Changes, in the workings of the body, that take place as it ages
impacts on the need for several essential nutrients. Decreased
metabolic rate, chronic disease, social conditions, and medicine intake
effect the nutritional needs of the elderly. Changes in basal
metabolism and reduced physical activity will reduce energy needs. Loss
of taste and smell allow the elderly to neglect their diets.
With an increasingly house bound lifestyle, often as a result of
institutional living decreases exposure to sunlight and thus reducing
the production of Vitamin D this occurs at just the time when the
skin’s ability to process the sunlight it receives has also diminished,
leaves many elderly deficient in Vitamin D.
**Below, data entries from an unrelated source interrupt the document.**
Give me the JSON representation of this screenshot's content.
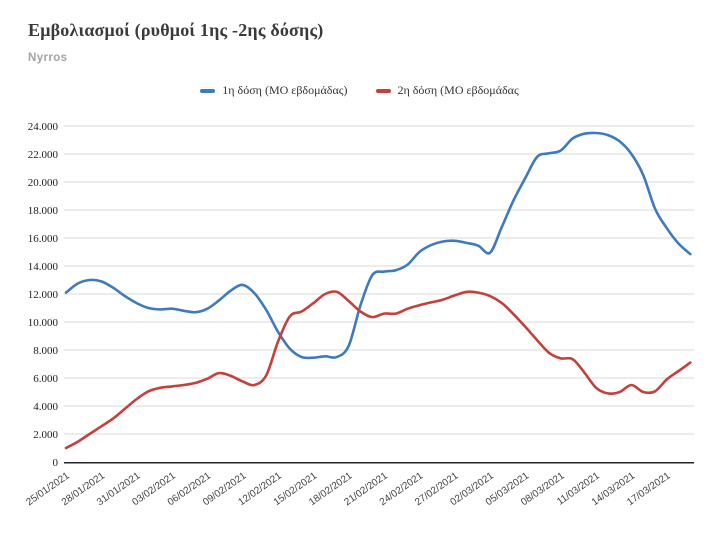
{
  "header": {
    "title": "Εμβολιασμοί (ρυθμοί 1ης -2ης δόσης)",
    "subtitle": "Nyrros"
  },
  "legend": [
    {
      "label": "1η δόση (ΜΟ εβδομάδας)",
      "color": "#3e7ac0"
    },
    {
      "label": "2η δόση (ΜΟ εβδομάδας",
      "color": "#c4403a"
    }
  ],
  "chart_data": {
    "type": "line",
    "title": "Εμβολιασμοί (ρυθμοί 1ης -2ης δόσης)",
    "subtitle": "Nyrros",
    "grid": true,
    "legend_position": "top",
    "x_start_date": "25/01/2021",
    "x_tick_every_days": 3,
    "x_tick_labels": [
      "25/01/2021",
      "28/01/2021",
      "31/01/2021",
      "03/02/2021",
      "06/02/2021",
      "09/02/2021",
      "12/02/2021",
      "15/02/2021",
      "18/02/2021",
      "21/02/2021",
      "24/02/2021",
      "27/02/2021",
      "02/03/2021",
      "05/03/2021",
      "08/03/2021",
      "11/03/2021",
      "14/03/2021",
      "17/03/2021"
    ],
    "ylim": [
      0,
      24000
    ],
    "y_tick_step": 2000,
    "y_tick_labels": [
      "0",
      "2.000",
      "4.000",
      "6.000",
      "8.000",
      "10.000",
      "12.000",
      "14.000",
      "16.000",
      "18.000",
      "20.000",
      "22.000",
      "24.000"
    ],
    "axis_color": "#262626",
    "grid_color": "#d9d9d9",
    "series": [
      {
        "name": "1η δόση (ΜΟ εβδομάδας)",
        "color": "#3e7ac0",
        "values": [
          12100,
          12750,
          13000,
          12900,
          12450,
          11850,
          11350,
          11000,
          10900,
          10950,
          10800,
          10700,
          10950,
          11550,
          12250,
          12650,
          12050,
          10850,
          9300,
          8100,
          7500,
          7450,
          7550,
          7500,
          8300,
          11200,
          13350,
          13600,
          13700,
          14100,
          15000,
          15500,
          15750,
          15800,
          15650,
          15450,
          14950,
          16800,
          18700,
          20300,
          21800,
          22050,
          22250,
          23100,
          23450,
          23500,
          23350,
          22900,
          22000,
          20500,
          18100,
          16700,
          15600,
          14850
        ]
      },
      {
        "name": "2η δόση (ΜΟ εβδομάδας",
        "color": "#c4403a",
        "values": [
          1000,
          1450,
          2000,
          2550,
          3100,
          3800,
          4500,
          5050,
          5300,
          5400,
          5500,
          5650,
          5950,
          6350,
          6150,
          5750,
          5500,
          6200,
          8600,
          10400,
          10750,
          11350,
          12000,
          12150,
          11500,
          10750,
          10350,
          10600,
          10600,
          10950,
          11200,
          11400,
          11600,
          11900,
          12150,
          12100,
          11850,
          11350,
          10550,
          9650,
          8700,
          7800,
          7400,
          7350,
          6400,
          5300,
          4900,
          5000,
          5500,
          5000,
          5050,
          5900,
          6500,
          7100
        ]
      }
    ]
  }
}
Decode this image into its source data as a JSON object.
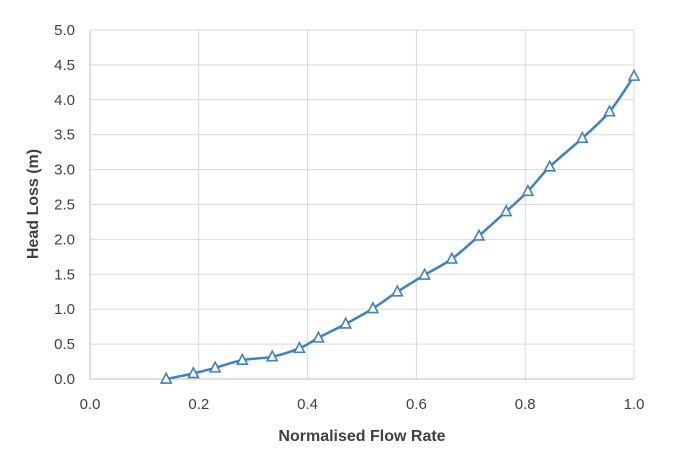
{
  "chart_data": {
    "type": "line",
    "title": "",
    "xlabel": "Normalised Flow Rate",
    "ylabel": "Head Loss (m)",
    "xlim": [
      0.0,
      1.0
    ],
    "ylim": [
      0.0,
      5.0
    ],
    "x_ticks": [
      "0.0",
      "0.2",
      "0.4",
      "0.6",
      "0.8",
      "1.0"
    ],
    "y_ticks": [
      "0.0",
      "0.5",
      "1.0",
      "1.5",
      "2.0",
      "2.5",
      "3.0",
      "3.5",
      "4.0",
      "4.5",
      "5.0"
    ],
    "grid": true,
    "legend": "none",
    "marker": "triangle-open",
    "series": [
      {
        "color": "#3f81c5",
        "x": [
          0.14,
          0.19,
          0.23,
          0.28,
          0.335,
          0.385,
          0.42,
          0.47,
          0.52,
          0.565,
          0.615,
          0.665,
          0.715,
          0.765,
          0.805,
          0.845,
          0.905,
          0.955,
          1.0
        ],
        "y": [
          0.0,
          0.08,
          0.16,
          0.27,
          0.32,
          0.44,
          0.59,
          0.79,
          1.01,
          1.25,
          1.49,
          1.72,
          2.05,
          2.4,
          2.69,
          3.04,
          3.45,
          3.83,
          4.34
        ]
      }
    ]
  }
}
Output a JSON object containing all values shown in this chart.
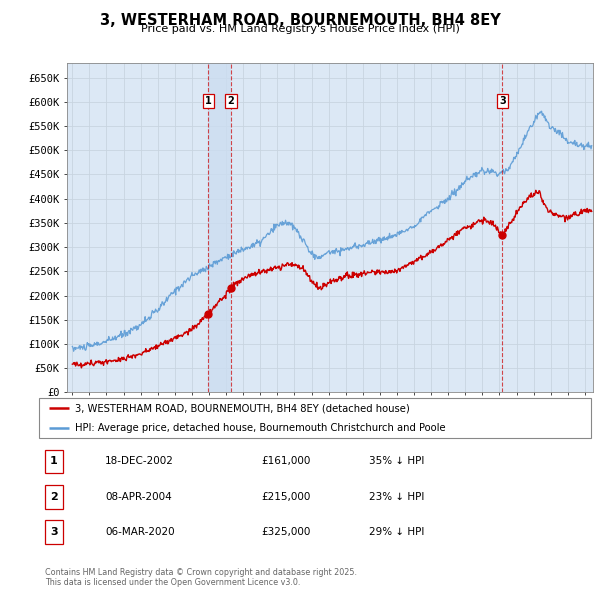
{
  "title": "3, WESTERHAM ROAD, BOURNEMOUTH, BH4 8EY",
  "subtitle": "Price paid vs. HM Land Registry's House Price Index (HPI)",
  "background_color": "#ffffff",
  "grid_color": "#c8d4e0",
  "plot_bg_color": "#dce8f5",
  "hpi_color": "#5b9bd5",
  "price_color": "#cc0000",
  "vline_color": "#cc0000",
  "highlight_color": "#ccddf0",
  "ylim": [
    0,
    680000
  ],
  "yticks": [
    0,
    50000,
    100000,
    150000,
    200000,
    250000,
    300000,
    350000,
    400000,
    450000,
    500000,
    550000,
    600000,
    650000
  ],
  "ytick_labels": [
    "£0",
    "£50K",
    "£100K",
    "£150K",
    "£200K",
    "£250K",
    "£300K",
    "£350K",
    "£400K",
    "£450K",
    "£500K",
    "£550K",
    "£600K",
    "£650K"
  ],
  "xlim_start": 1994.7,
  "xlim_end": 2025.5,
  "transactions": [
    {
      "label": "1",
      "date": 2002.96,
      "price": 161000,
      "text_date": "18-DEC-2002",
      "text_price": "£161,000",
      "text_hpi": "35% ↓ HPI"
    },
    {
      "label": "2",
      "date": 2004.27,
      "price": 215000,
      "text_date": "08-APR-2004",
      "text_price": "£215,000",
      "text_hpi": "23% ↓ HPI"
    },
    {
      "label": "3",
      "date": 2020.17,
      "price": 325000,
      "text_date": "06-MAR-2020",
      "text_price": "£325,000",
      "text_hpi": "29% ↓ HPI"
    }
  ],
  "legend_property_label": "3, WESTERHAM ROAD, BOURNEMOUTH, BH4 8EY (detached house)",
  "legend_hpi_label": "HPI: Average price, detached house, Bournemouth Christchurch and Poole",
  "footer_text": "Contains HM Land Registry data © Crown copyright and database right 2025.\nThis data is licensed under the Open Government Licence v3.0."
}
Why do the elderly have poor diet?
1. Food is no longer as enjoyable because of declining taste and smell. Medication further impairs these senses.
2. Dentures or poor dental health make chewing difficult.
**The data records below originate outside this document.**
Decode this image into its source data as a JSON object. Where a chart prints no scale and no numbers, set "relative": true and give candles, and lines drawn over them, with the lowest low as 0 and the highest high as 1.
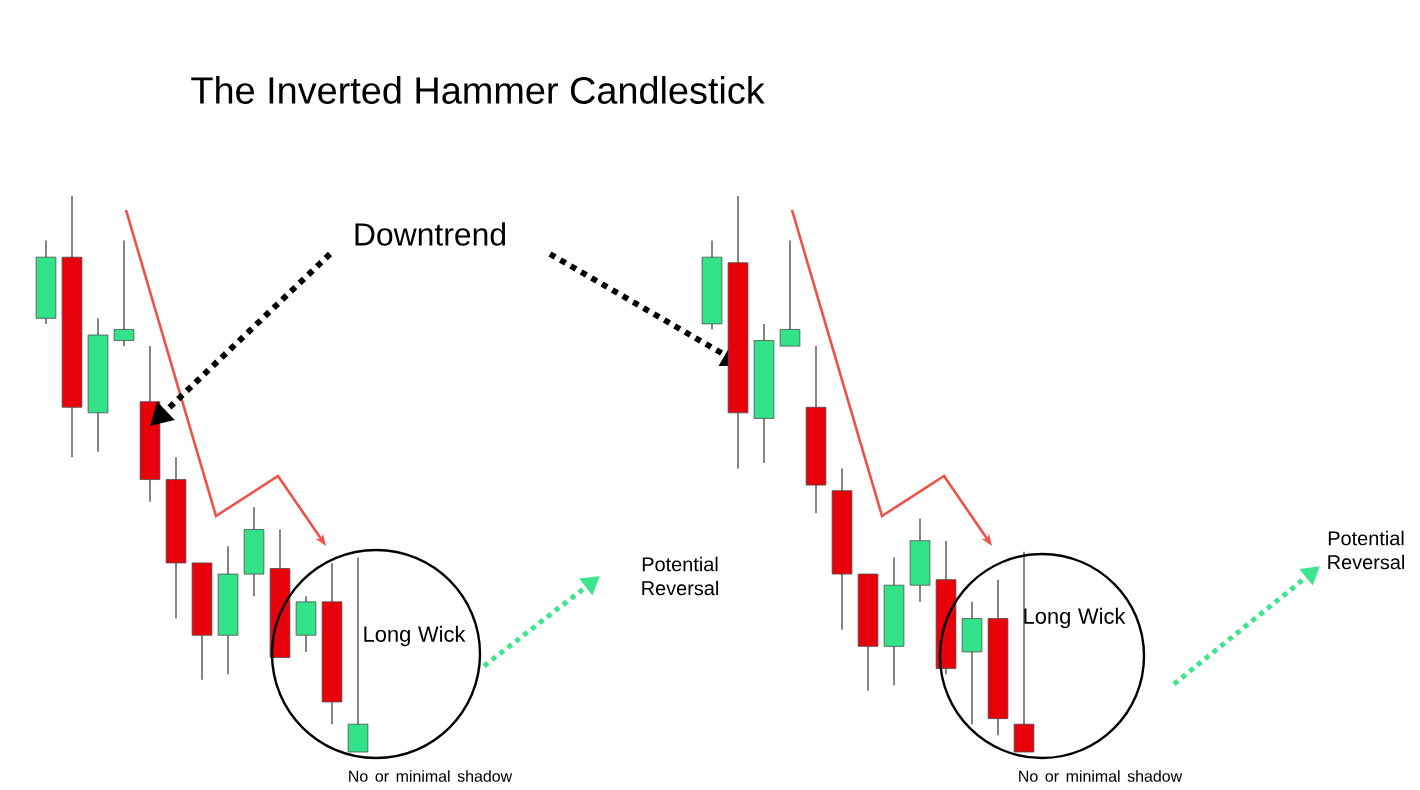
{
  "chart_data": [
    {
      "type": "candlestick",
      "title": "The Inverted Hammer Candlestick",
      "relative": true,
      "categories": [
        null,
        null,
        null,
        null,
        null,
        null,
        null,
        null,
        null,
        null,
        null,
        null,
        null
      ],
      "ohlc": [
        [
          0.78,
          0.92,
          0.77,
          0.89
        ],
        [
          0.89,
          1,
          0.53,
          0.62
        ],
        [
          0.61,
          0.78,
          0.54,
          0.75
        ],
        [
          0.74,
          0.92,
          0.73,
          0.76
        ],
        [
          0.63,
          0.73,
          0.45,
          0.49
        ],
        [
          0.49,
          0.53,
          0.24,
          0.34
        ],
        [
          0.34,
          0.34,
          0.13,
          0.21
        ],
        [
          0.21,
          0.37,
          0.14,
          0.32
        ],
        [
          0.32,
          0.44,
          0.28,
          0.4
        ],
        [
          0.33,
          0.4,
          0.17,
          0.17
        ],
        [
          0.21,
          0.28,
          0.18,
          0.27
        ],
        [
          0.27,
          0.34,
          0.05,
          0.09
        ],
        [
          0,
          0.35,
          0,
          0.05
        ]
      ],
      "colors": [
        "#33e38a",
        "#e8000b",
        "#33e38a",
        "#33e38a",
        "#e8000b",
        "#e8000b",
        "#e8000b",
        "#33e38a",
        "#33e38a",
        "#e8000b",
        "#33e38a",
        "#e8000b",
        "#33e38a"
      ],
      "annotations": [
        "Downtrend",
        "Long Wick",
        "No or minimal shadow",
        "Potential Reversal"
      ]
    },
    {
      "type": "candlestick",
      "relative": true,
      "categories": [
        null,
        null,
        null,
        null,
        null,
        null,
        null,
        null,
        null,
        null,
        null,
        null,
        null
      ],
      "ohlc": [
        [
          0.77,
          0.92,
          0.76,
          0.89
        ],
        [
          0.88,
          1,
          0.51,
          0.61
        ],
        [
          0.6,
          0.77,
          0.52,
          0.74
        ],
        [
          0.73,
          0.92,
          0.73,
          0.76
        ],
        [
          0.62,
          0.73,
          0.43,
          0.48
        ],
        [
          0.47,
          0.51,
          0.22,
          0.32
        ],
        [
          0.32,
          0.32,
          0.11,
          0.19
        ],
        [
          0.19,
          0.35,
          0.12,
          0.3
        ],
        [
          0.3,
          0.42,
          0.27,
          0.38
        ],
        [
          0.31,
          0.38,
          0.14,
          0.15
        ],
        [
          0.18,
          0.27,
          0.05,
          0.24
        ],
        [
          0.24,
          0.31,
          0.03,
          0.06
        ],
        [
          0.05,
          0.36,
          0,
          0
        ]
      ],
      "colors": [
        "#33e38a",
        "#e8000b",
        "#33e38a",
        "#33e38a",
        "#e8000b",
        "#e8000b",
        "#e8000b",
        "#33e38a",
        "#33e38a",
        "#e8000b",
        "#33e38a",
        "#e8000b",
        "#e8000b"
      ],
      "annotations": [
        "Long Wick",
        "No or minimal shadow",
        "Potential Reversal"
      ]
    }
  ]
}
3. Arthritis, walking problems and lack of transportation make cooking and shopping difficult.
4. Loneliness and depression in the elderly cause a loss of appetite.
5. Much of the elderly population is on a fixed income and healthy food is often more expensive.
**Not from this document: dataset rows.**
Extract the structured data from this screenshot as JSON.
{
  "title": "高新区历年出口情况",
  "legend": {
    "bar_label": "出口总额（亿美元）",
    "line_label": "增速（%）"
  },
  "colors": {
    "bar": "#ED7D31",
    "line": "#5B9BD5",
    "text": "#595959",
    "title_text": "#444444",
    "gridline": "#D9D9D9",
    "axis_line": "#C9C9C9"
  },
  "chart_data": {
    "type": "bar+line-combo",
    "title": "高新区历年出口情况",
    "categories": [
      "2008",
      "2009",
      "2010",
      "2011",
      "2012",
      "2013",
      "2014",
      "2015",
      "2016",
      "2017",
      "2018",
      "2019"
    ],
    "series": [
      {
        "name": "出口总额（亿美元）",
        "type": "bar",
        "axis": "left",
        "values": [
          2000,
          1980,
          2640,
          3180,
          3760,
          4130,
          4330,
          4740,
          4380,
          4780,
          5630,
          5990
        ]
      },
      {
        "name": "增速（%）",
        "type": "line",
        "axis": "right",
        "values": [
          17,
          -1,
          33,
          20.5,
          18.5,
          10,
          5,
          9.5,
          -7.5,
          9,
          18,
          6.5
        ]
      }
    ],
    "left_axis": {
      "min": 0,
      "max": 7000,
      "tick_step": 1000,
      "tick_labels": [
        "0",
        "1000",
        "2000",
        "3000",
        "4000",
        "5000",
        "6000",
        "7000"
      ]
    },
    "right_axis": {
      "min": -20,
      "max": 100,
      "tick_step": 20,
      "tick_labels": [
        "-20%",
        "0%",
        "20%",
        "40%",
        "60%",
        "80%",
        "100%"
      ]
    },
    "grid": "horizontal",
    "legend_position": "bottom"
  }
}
6. An elderly body no longer processes nutrients as well as it once
did. Their dietary needs change and the elderly often do not realise it.

Predictably the classical response is to reject the use of
nutritional supplements, in favour of changing the elderly diet to
predominantly consist of foods of high nutritional content.
As an ideal one can’t fault this approach, any more than the advice
that everyone should eat 5 to 10 (or is it 10 to 20) serves of raw
fruit and vegetables a day - even though it is obvious to blind Freddy
that virtually no one follows this advice for various reasons, I won’t
go into here.
But if one turns to the elderly one can see various problems with this approach.
A. The changes required imply changing a lifetimes eating and
cooking habits at a time when the person is at the least flexible part
of their life.
B. The suggested food with elevated nutritional value is
commensurately more expensive and its unlikely the elderly would in the
main see the merit of such expenditure.
C. Sourcing such foods may be outside the reach of their range of
mobility, although improved choices at their local store, would be an
assistance.
D. Many of the elderly have little or no say in their diet, being
dependant on external sources for prepared foods (no doubt often produced
under strict budgetary guidelines) hostel kitchens, Meals-on Wheels etc.